Musical instruments cost a lot of money. Even if you are buying for a complete beginner, you can expect the instrument to come with a fairly hefty price-tag. Therefore, more and more people are looking into second-hand instruments to help them get a leg up in the musical world. Here is everything you need to know before you decide to commit to buying a second-hand instrument.
Second-hand Does Not Mean Bad
You might think that going second-hand instead of brand-new means that you are always going to get something cruddy which sounds bad but nothing is further from the truth. A Stradivarius is technically a second-hand instrument and no strings player worth their salt would pass one up if they had the opportunity. Some of the world’s greatest rock stars have also played second-hand guitars for years without batting an eyelid.

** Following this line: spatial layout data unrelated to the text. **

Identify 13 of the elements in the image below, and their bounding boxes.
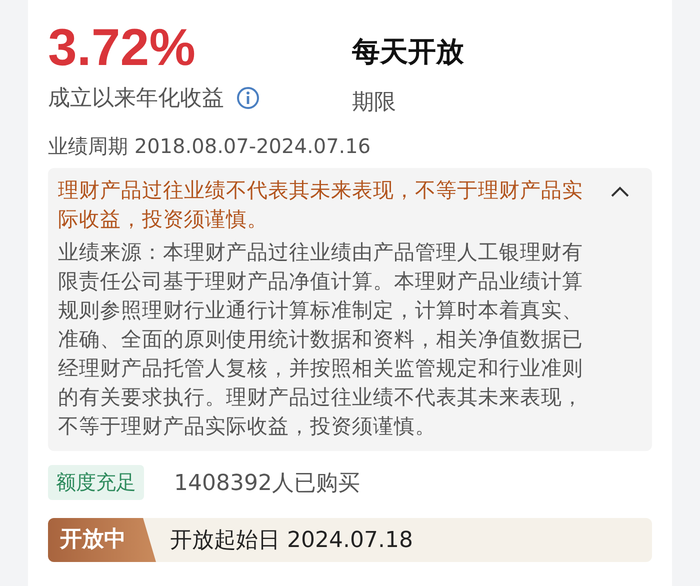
term-label: 期限 — [352, 89, 396, 117]
caret-icon[interactable] — [610, 186, 630, 198]
rate-label: 成立以来年化收益 — [48, 85, 224, 113]
info-icon[interactable] — [236, 86, 260, 110]
open-status-tag: 开放中 — [48, 518, 156, 562]
open-start-date: 开放起始日 2024.07.18 — [170, 527, 413, 555]
rate-value: 3.72% — [48, 18, 196, 78]
risk-warning: 理财产品过往业绩不代表其未来表现，不等于理财产品实际收益，投资须谨慎。 — [58, 177, 584, 233]
performance-source-text: 业绩来源：本理财产品过往业绩由产品管理人工银理财有限责任公司基于理财产品净值计算。本理财产品业绩计算规则参照理财行业通行计算标准制定，计算时本着真实、准确、全面的原则使用统计数据和资料，相关净值数据已经理财产品托管人复核，并按照相关监管规定和行业准则的有关要求执行。理财产品过往业绩不代表其未来表现，不等于理财产品实际收益，投资须谨慎。 — [58, 239, 584, 440]
performance-period: 业绩周期 2018.08.07-2024.07.16 — [48, 133, 372, 160]
term-value: 每天开放 — [352, 34, 464, 70]
quota-tag: 额度充足 — [48, 465, 144, 500]
buyers-count: 1408392人已购买 — [174, 470, 360, 498]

Everything comes down to the quality of the instrument. Second-hand ones can be just as amazing as and sometimes even better than new.
Be Wary of Private Sellers
This does not necessarily mean don’t use private sellers at all. If you know what you are looking for, you might be able to find a great instrument for a fraction of what you think it would be worth. However, the rise in popularity of auction sites like eBay means you might not always be getting what you think you are.
Musical specialists Dawkes has a wide variety of different musical instruments for sale, some of which are indeed second-hand. When buying from a company like Dawkes, you know that you will be getting a serviced instrument that will look and sound exactly as you expect it to.
Does the Instrument Look Good?
Are there any noticeable bumps or dents in the instrument’s surface? Are any of the keys or pegs damaged? Will any of the components need replacing soon? Small things like this can all add to the sound and playability of the instrument.
You want an instrument which looks good while you are playing it. If you think it is going to need some costly maintenance to bring it up to standard, it may be worth investigating other options.
Does It Sound Nice?
You wouldn’t buy a car without taking it for a road-test so why should you buy an instrument without playing it? If the seller does not live close to you then this may not be an option. However, if you do have the opportunity then make sure to grab it.
If it is a woodwind instrument, remember to take your own mouthpiece or reed for your test-play. You should be able to tell if the sound is smooth and agreeable, and if it isn’t then that is plenty of reason for you to walk away from the deal.
No matter how you choose to buy, a second-hand instrument is a great option. With a little luck, you will hopefully land yourself a dream instrument to help you on your musical journey.